Using GPT to train Bayes classifier
Another interesting approach involves using GPT to supervise Bayes engine training. In this case, we benefit from the best of both worlds: GPT can operate without training, while Bayes can catch up afterward and perform instead of GPT (or at least serve as a cost-saving alternative).
So we tested GPT training Bayes and compared efficiency using the same methodologies.
GPT results:
Metric Value
------------------------------
True Positives 128
False Positives 13
True Negatives 301
False Negatives 68
Accuracy 0.84
Precision 0.91
Recall 0.65
F1 Score 0.76
Classified (%) 97.89
Elapsed time (seconds) 341.77
Bayes classifier results (trained by GPT in the previous test iteration):
Metric Value
------------------------------
True Positives 19
False Positives 43
True Negatives 269
False Negatives 9
Accuracy 0.85
Precision 0.31
Recall 0.68
F1 Score 0.42
Classified (%) 65.26
Elapsed time (seconds) 29.18
Bayes still exhibits uncertainty in classification, with more false positives than GPT. Improvement could be achieved through autolearning and by refining the corpus used for testing (our corpus contains many ham emails that look like spam even for human evaluators).
Plugin design
The GPT plugin operates as follows:
- It selects messages that qualify several pre-checks:
- they must not contain any symbols from the
excluded
set (e.g. Fuzzy/Bayes spam/Whitelists) - they must not clearly appear as ham or spam (e.g. with reject action or no action with a high negative score)

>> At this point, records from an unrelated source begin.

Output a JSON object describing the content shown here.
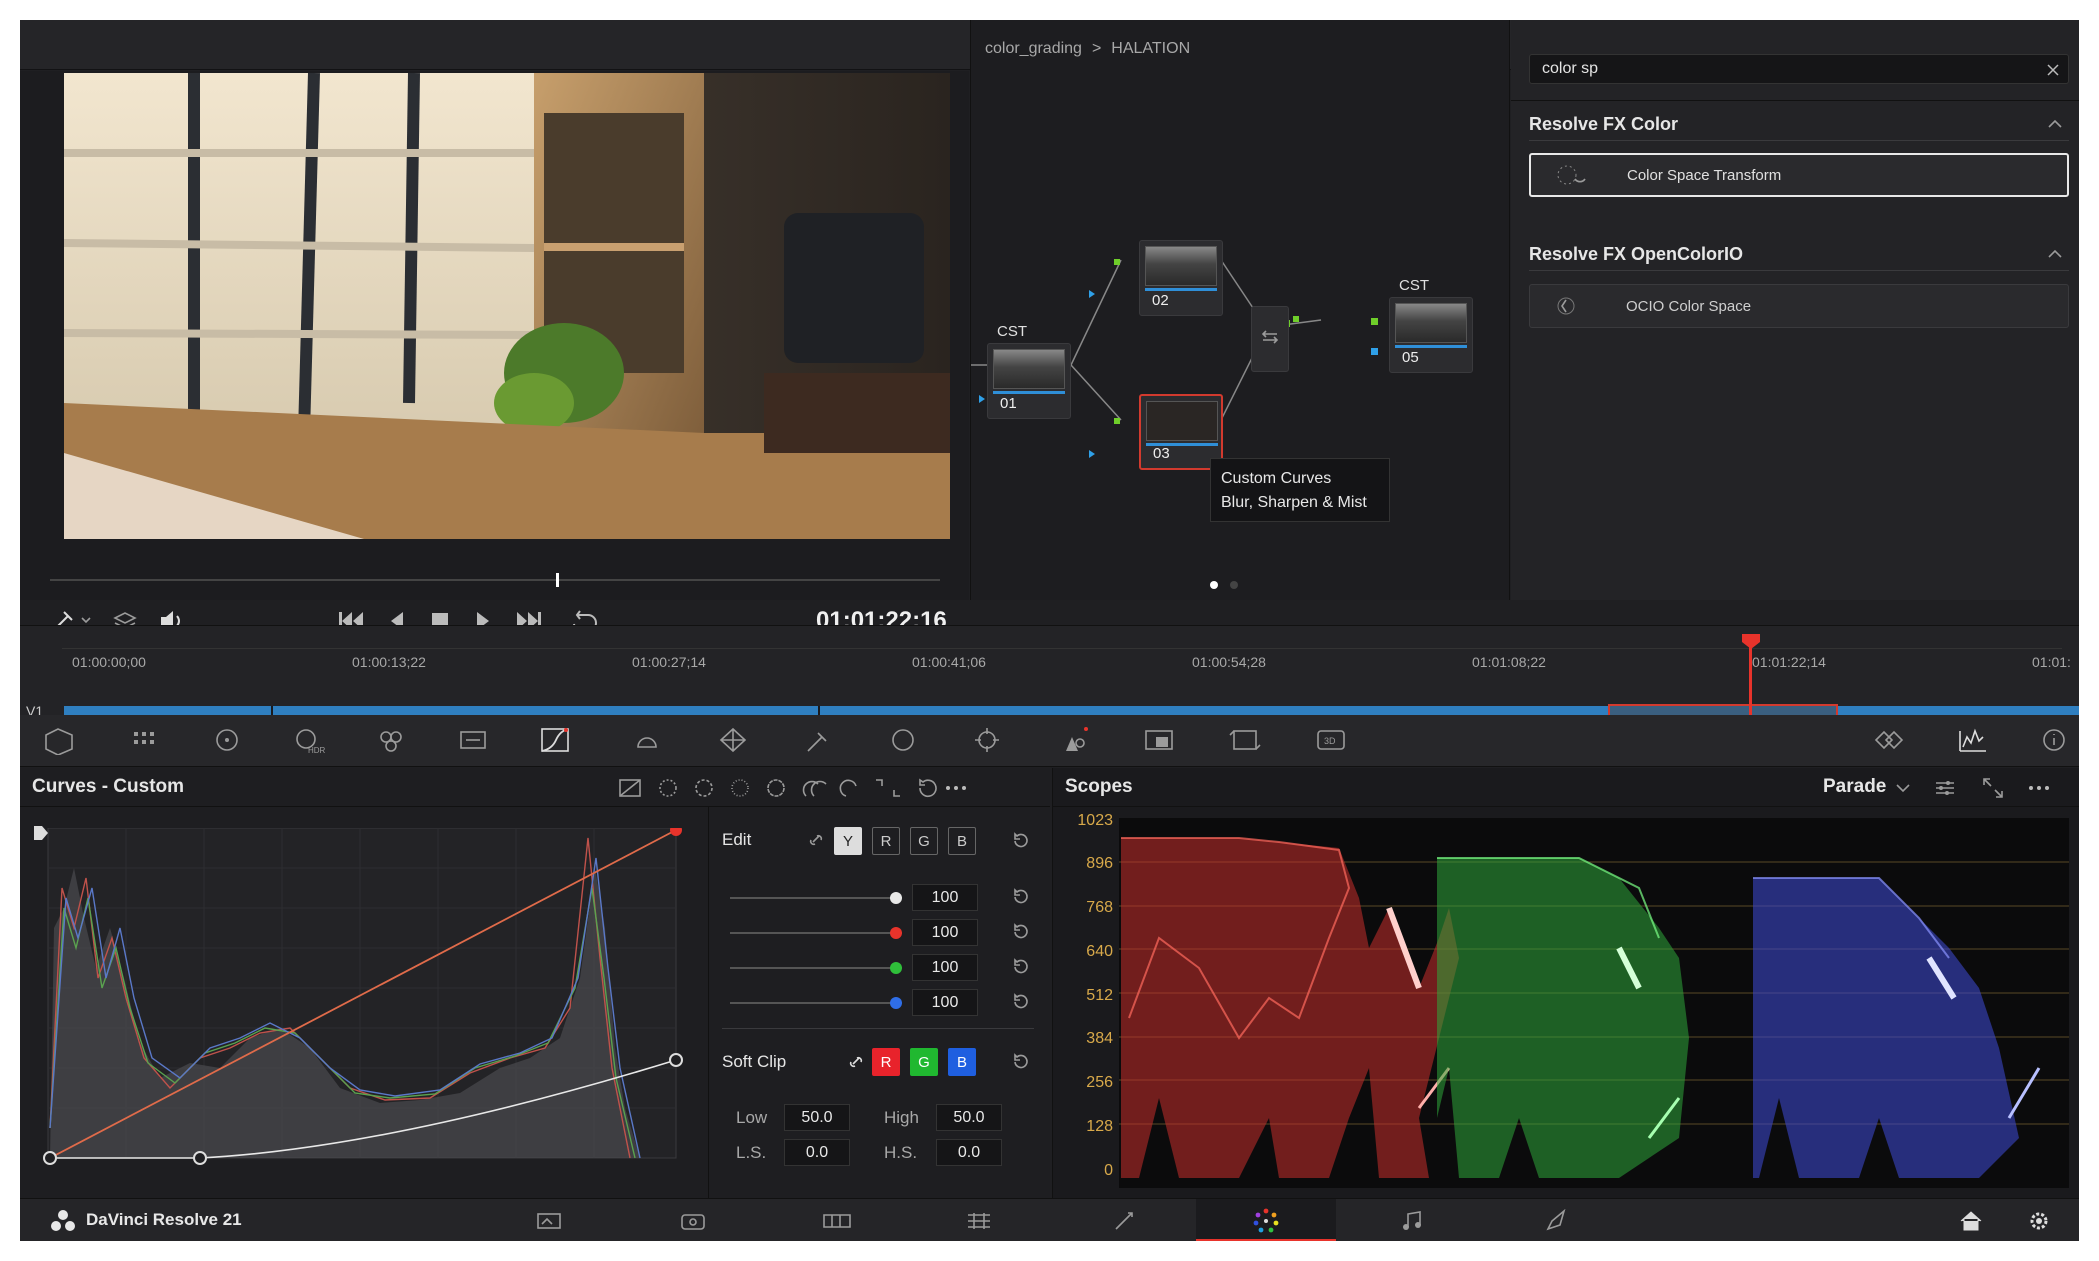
{
  "node_editor": {
    "breadcrumb_root": "color_grading",
    "breadcrumb_sep": ">",
    "breadcrumb_current": "HALATION",
    "nodes": [
      {
        "num": "01",
        "label": "CST"
      },
      {
        "num": "02",
        "label": ""
      },
      {
        "num": "03",
        "label": ""
      },
      {
        "num": "05",
        "label": "CST"
      }
    ],
    "tooltip_line1": "Custom Curves",
    "tooltip_line2": "Blur, Sharpen & Mist"
  },
  "fx_library": {
    "search_value": "color sp",
    "group1_title": "Resolve FX Color",
    "group1_item": "Color Space Transform",
    "group2_title": "Resolve FX OpenColorIO",
    "group2_item": "OCIO Color Space"
  },
  "viewer": {
    "timecode": "01:01:22;16"
  },
  "timeline": {
    "ruler": [
      "01:00:00;00",
      "01:00:13;22",
      "01:00:27;14",
      "01:00:41;06",
      "01:00:54;28",
      "01:01:08;22",
      "01:01:22;14",
      "01:01:"
    ],
    "track_label": "V1"
  },
  "curves": {
    "title": "Curves - Custom",
    "edit_label": "Edit",
    "channels": [
      "Y",
      "R",
      "G",
      "B"
    ],
    "intensities": [
      "100",
      "100",
      "100",
      "100"
    ],
    "soft_clip_label": "Soft Clip",
    "soft_clip_channels": [
      "R",
      "G",
      "B"
    ],
    "low_label": "Low",
    "low_value": "50.0",
    "high_label": "High",
    "high_value": "50.0",
    "ls_label": "L.S.",
    "ls_value": "0.0",
    "hs_label": "H.S.",
    "hs_value": "0.0"
  },
  "scopes": {
    "title": "Scopes",
    "mode": "Parade",
    "scale": [
      "1023",
      "896",
      "768",
      "640",
      "512",
      "384",
      "256",
      "128",
      "0"
    ]
  },
  "app": {
    "name": "DaVinci Resolve 21"
  },
  "colors": {
    "accent_red": "#e8332b",
    "timeline_clip": "#2f7fc0",
    "scope_scale": "#d8a94a"
  }
}
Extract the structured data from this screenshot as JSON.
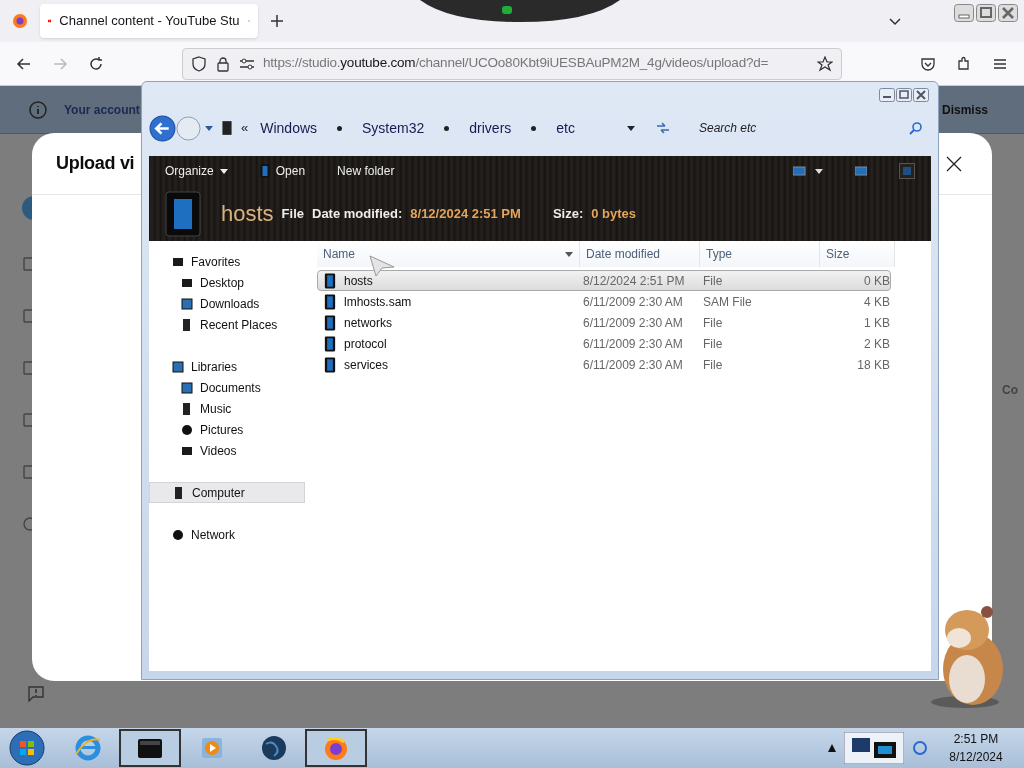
{
  "browser": {
    "tab": {
      "title": "Channel content - YouTube Stu"
    },
    "url": {
      "prefix": "https://studio.",
      "domain": "youtube.com",
      "path": "/channel/UCOo80Kbt9iUESBAuPM2M_4g/videos/upload?d="
    },
    "banner": {
      "text": "Your account",
      "action": "Dismiss"
    },
    "dialog": {
      "title": "Upload vi"
    },
    "side_text": "Co"
  },
  "explorer": {
    "overflow": "«",
    "breadcrumb": [
      "Windows",
      "System32",
      "drivers",
      "etc"
    ],
    "search": {
      "placeholder": "Search etc"
    },
    "toolbar": [
      {
        "kind": "menu",
        "label": "Organize"
      },
      {
        "kind": "open",
        "label": "Open"
      },
      {
        "kind": "plain",
        "label": "New folder"
      }
    ],
    "details": {
      "name": "hosts",
      "type": "File",
      "fields": [
        {
          "label": "Date modified:",
          "value": "8/12/2024 2:51 PM"
        },
        {
          "label": "Size:",
          "value": "0 bytes"
        }
      ]
    },
    "nav": [
      {
        "label": "Favorites",
        "selected": false,
        "children": [
          {
            "label": "Desktop",
            "selected": false
          },
          {
            "label": "Downloads",
            "selected": false
          },
          {
            "label": "Recent Places",
            "selected": false
          }
        ]
      },
      {
        "label": "Libraries",
        "selected": false,
        "children": [
          {
            "label": "Documents",
            "selected": false
          },
          {
            "label": "Music",
            "selected": false
          },
          {
            "label": "Pictures",
            "selected": false
          },
          {
            "label": "Videos",
            "selected": false
          }
        ]
      },
      {
        "label": "Computer",
        "selected": true
      },
      {
        "label": "Network",
        "selected": false
      }
    ],
    "columns": [
      "Name",
      "Date modified",
      "Type",
      "Size"
    ],
    "rows": [
      {
        "name": "hosts",
        "date": "8/12/2024 2:51 PM",
        "type": "File",
        "size": "0 KB",
        "selected": true
      },
      {
        "name": "lmhosts.sam",
        "date": "6/11/2009 2:30 AM",
        "type": "SAM File",
        "size": "4 KB",
        "selected": false
      },
      {
        "name": "networks",
        "date": "6/11/2009 2:30 AM",
        "type": "File",
        "size": "1 KB",
        "selected": false
      },
      {
        "name": "protocol",
        "date": "6/11/2009 2:30 AM",
        "type": "File",
        "size": "2 KB",
        "selected": false
      },
      {
        "name": "services",
        "date": "6/11/2009 2:30 AM",
        "type": "File",
        "size": "18 KB",
        "selected": false
      }
    ]
  },
  "taskbar": {
    "apps": [
      {
        "kind": "ie",
        "open": false
      },
      {
        "kind": "explorer",
        "open": true
      },
      {
        "kind": "media",
        "open": false
      },
      {
        "kind": "globe",
        "open": false
      },
      {
        "kind": "firefox",
        "open": true
      }
    ],
    "time": "2:51 PM",
    "date": "8/12/2024"
  }
}
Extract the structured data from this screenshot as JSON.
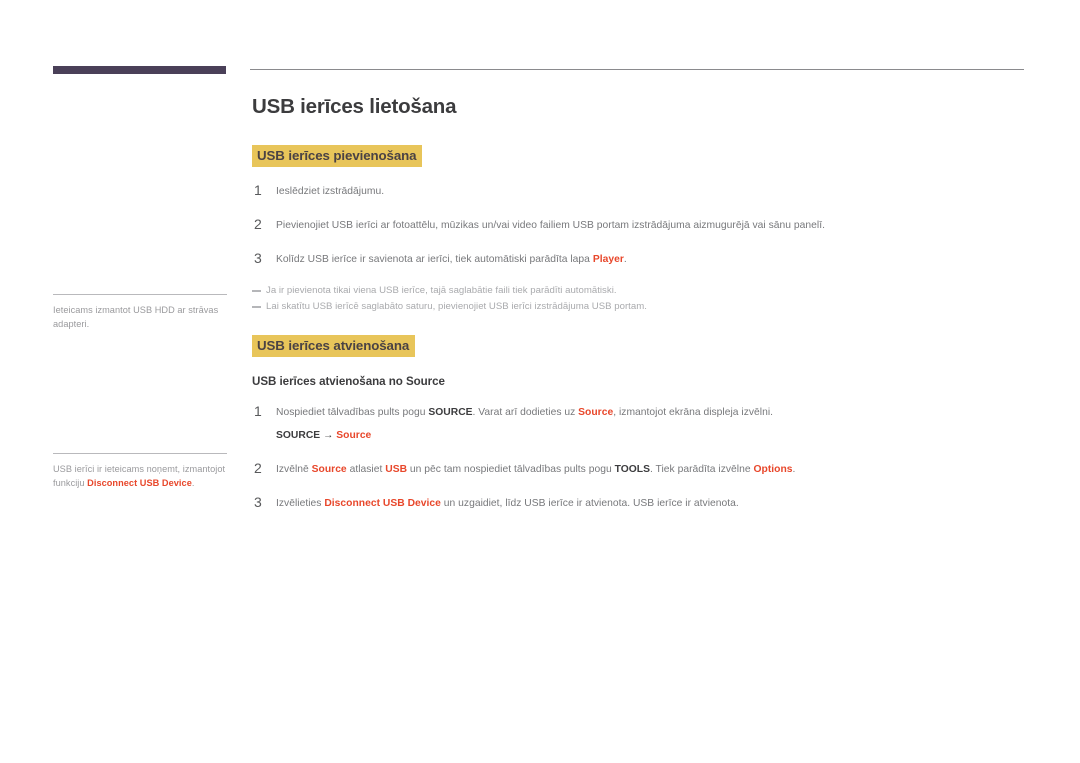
{
  "page": {
    "title": "USB ierīces lietošana"
  },
  "sidebar": {
    "notes": [
      {
        "id": "note-usb-hdd",
        "text": "Ieteicams izmantot USB HDD ar strāvas adapteri."
      },
      {
        "id": "note-disconnect",
        "text_before": "USB ierīci ir ieteicams noņemt, izmantojot funkciju ",
        "highlight": "Disconnect USB Device",
        "text_after": "."
      }
    ]
  },
  "sections": [
    {
      "id": "usb-connect",
      "heading": "USB ierīces pievienošana",
      "steps": [
        {
          "number": "1",
          "parts": [
            {
              "type": "plain",
              "text": "Ieslēdziet izstrādājumu."
            }
          ]
        },
        {
          "number": "2",
          "parts": [
            {
              "type": "plain",
              "text": "Pievienojiet USB ierīci ar fotoattēlu, mūzikas un/vai video failiem USB portam izstrādājuma aizmugurējā vai sānu panelī."
            }
          ]
        },
        {
          "number": "3",
          "parts": [
            {
              "type": "plain",
              "text": "Kolīdz USB ierīce ir savienota ar ierīci, tiek automātiski parādīta lapa "
            },
            {
              "type": "highlight",
              "text": "Player"
            },
            {
              "type": "plain",
              "text": "."
            }
          ]
        }
      ],
      "notes": [
        "Ja ir pievienota tikai viena USB ierīce, tajā saglabātie faili tiek parādīti automātiski.",
        "Lai skatītu USB ierīcē saglabāto saturu, pievienojiet USB ierīci izstrādājuma USB portam."
      ]
    },
    {
      "id": "usb-disconnect",
      "heading": "USB ierīces atvienošana",
      "subheading": "USB ierīces atvienošana no Source",
      "steps": [
        {
          "number": "1",
          "parts": [
            {
              "type": "plain",
              "text": "Nospiediet tālvadības pults pogu "
            },
            {
              "type": "bold",
              "text": "SOURCE"
            },
            {
              "type": "plain",
              "text": ". Varat arī dodieties uz "
            },
            {
              "type": "highlight",
              "text": "Source"
            },
            {
              "type": "plain",
              "text": ", izmantojot ekrāna displeja izvēlni."
            }
          ],
          "path": {
            "root": "SOURCE",
            "arrow": "→",
            "leaf": "Source"
          }
        },
        {
          "number": "2",
          "parts": [
            {
              "type": "plain",
              "text": "Izvēlnē "
            },
            {
              "type": "highlight",
              "text": "Source"
            },
            {
              "type": "plain",
              "text": " atlasiet "
            },
            {
              "type": "highlight",
              "text": "USB"
            },
            {
              "type": "plain",
              "text": " un pēc tam nospiediet tālvadības pults pogu "
            },
            {
              "type": "bold",
              "text": "TOOLS"
            },
            {
              "type": "plain",
              "text": ". Tiek parādīta izvēlne "
            },
            {
              "type": "highlight",
              "text": "Options"
            },
            {
              "type": "plain",
              "text": "."
            }
          ]
        },
        {
          "number": "3",
          "parts": [
            {
              "type": "plain",
              "text": "Izvēlieties "
            },
            {
              "type": "highlight",
              "text": "Disconnect USB Device"
            },
            {
              "type": "plain",
              "text": " un uzgaidiet, līdz USB ierīce ir atvienota. USB ierīce ir atvienota."
            }
          ]
        }
      ]
    }
  ],
  "colors": {
    "accent_orange": "#e8472b",
    "highlight_gold": "#e8c55a",
    "header_purple": "#4a4058",
    "body_gray": "#77787b"
  }
}
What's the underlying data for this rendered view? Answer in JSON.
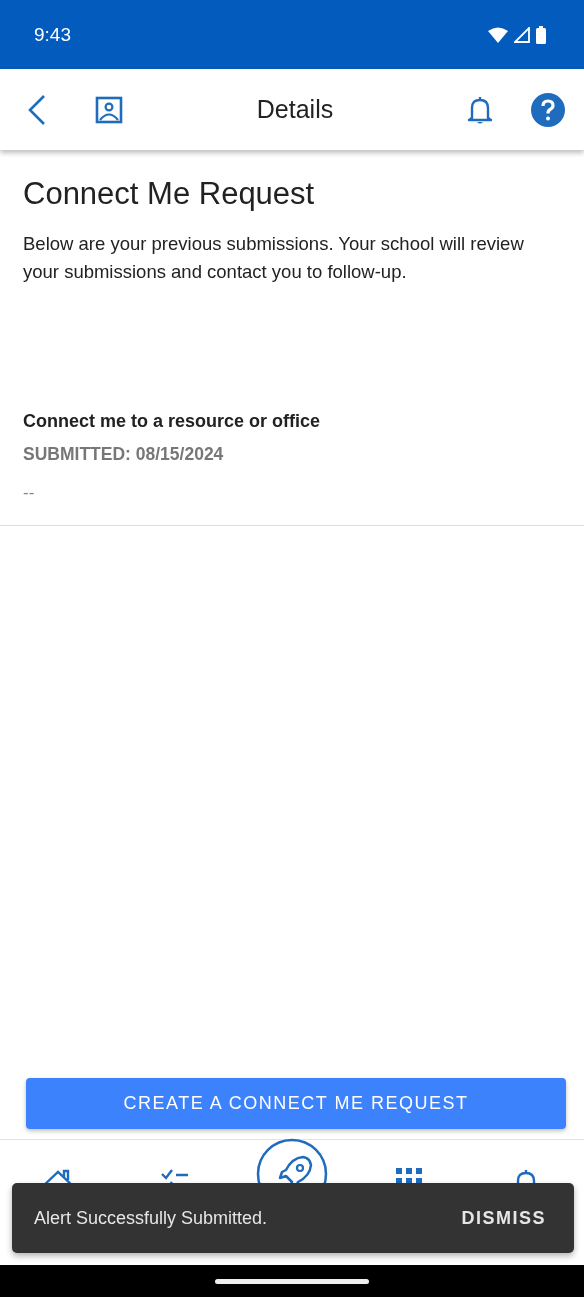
{
  "status_bar": {
    "time": "9:43"
  },
  "app_bar": {
    "title": "Details"
  },
  "page": {
    "title": "Connect Me Request",
    "description": "Below are your previous submissions. Your school will review your submissions and contact you to follow-up."
  },
  "submissions": [
    {
      "title": "Connect me to a resource or office",
      "submitted": "SUBMITTED: 08/15/2024",
      "detail": "--"
    }
  ],
  "create_button": "CREATE A CONNECT ME REQUEST",
  "bottom_nav": [
    {
      "kind": "home"
    },
    {
      "kind": "tasks"
    },
    {
      "kind": "rocket"
    },
    {
      "kind": "grid"
    },
    {
      "kind": "bell"
    }
  ],
  "snackbar": {
    "message": "Alert Successfully Submitted.",
    "action": "DISMISS"
  }
}
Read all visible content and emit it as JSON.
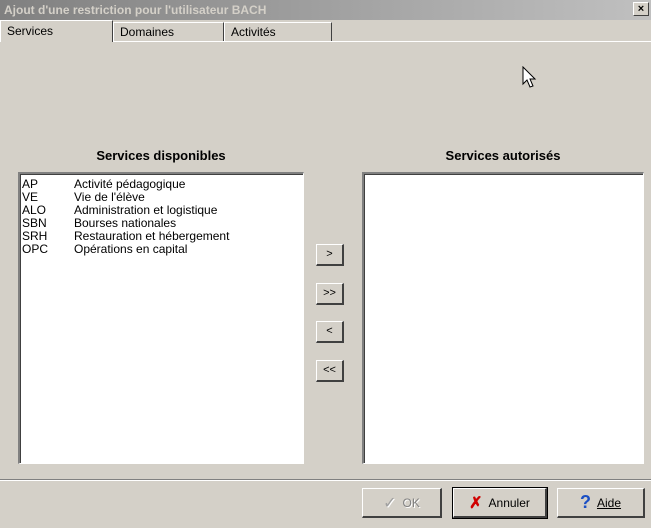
{
  "window": {
    "title": "Ajout d'une restriction pour l'utilisateur BACH",
    "close_label": "×"
  },
  "tabs": [
    {
      "label": "Services",
      "active": true
    },
    {
      "label": "Domaines",
      "active": false
    },
    {
      "label": "Activités",
      "active": false
    }
  ],
  "available": {
    "heading": "Services disponibles",
    "items": [
      {
        "code": "AP",
        "label": "Activité pédagogique"
      },
      {
        "code": "VE",
        "label": "Vie de l'élève"
      },
      {
        "code": "ALO",
        "label": "Administration et logistique"
      },
      {
        "code": "SBN",
        "label": "Bourses nationales"
      },
      {
        "code": "SRH",
        "label": "Restauration et hébergement"
      },
      {
        "code": "OPC",
        "label": "Opérations en capital"
      }
    ]
  },
  "authorized": {
    "heading": "Services autorisés",
    "items": []
  },
  "transfer": {
    "add_one": ">",
    "add_all": ">>",
    "remove_one": "<",
    "remove_all": "<<"
  },
  "buttons": {
    "ok": "OK",
    "cancel": "Annuler",
    "help": "Aide"
  },
  "icons": {
    "ok": "check-icon",
    "cancel": "x-icon",
    "help": "question-icon",
    "cursor": "mouse-pointer-icon"
  },
  "colors": {
    "cancel_icon": "#d00000",
    "help_icon": "#1a4fc4"
  }
}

- they should have enough text tokens in the meaningful displayed part
- they must not contain any symbols from the
- If a message satisfies these checks, Rspamd selects the displayed part (e.g. HTML) and sends the following content to GPT:
- text part content as a single-line string (honoring limits if necessary)
- message subject
- displayed From
- some details about URLs (e.g. domains)
- This data is merged with a prompt to GPT requesting an evaluation of the email’s spam probability, with the output returned in JSON format (other output types may sometimes allow GPT to provide human-readable text that is very difficult to parse)
- After these steps, a corresponding symbol with a confidence score is inserted
- With autolearning enabled, Rspamd also trains the supervised classifier (Bayes)
Pricing considerations and conclusions
OpenAI provides an API for these requests, incurring costs (currently no free tier available). However, for personal email usage or automated Bayes training without manual intervention, GPT presents a viable option. For instance, processing a substantial volume of personal emails with GPT-3.5 costs approximately $0.05 daily (for about 100k tokens).
For large-scale email systems, it may be preferable to use another LLM (e.g. llama) internally on a GPU-powered platform. The current plugin is designed to integrate with different LLM types without significant modifications. This approach also enhances data privacy by avoiding sending email content to a third-party service (though OpenAI claims their models do not learn from API requests).
Despite not achieving 100% accuracy, the GPT plugin demonstrates efficiency comparable to human-filtered email. Future enhancements will focus on improving accuracy through additional metadata integration into the GPT engine, while optimizing token usage efficiency. There are also plans to better utilize LLM knowledge in Rspamd, particularly for better fine-grained classification.
The GPT plugin will be available starting from Rspamd 3.9, requiring an OpenAI API key and financial commitment for accessing ChatGPT services.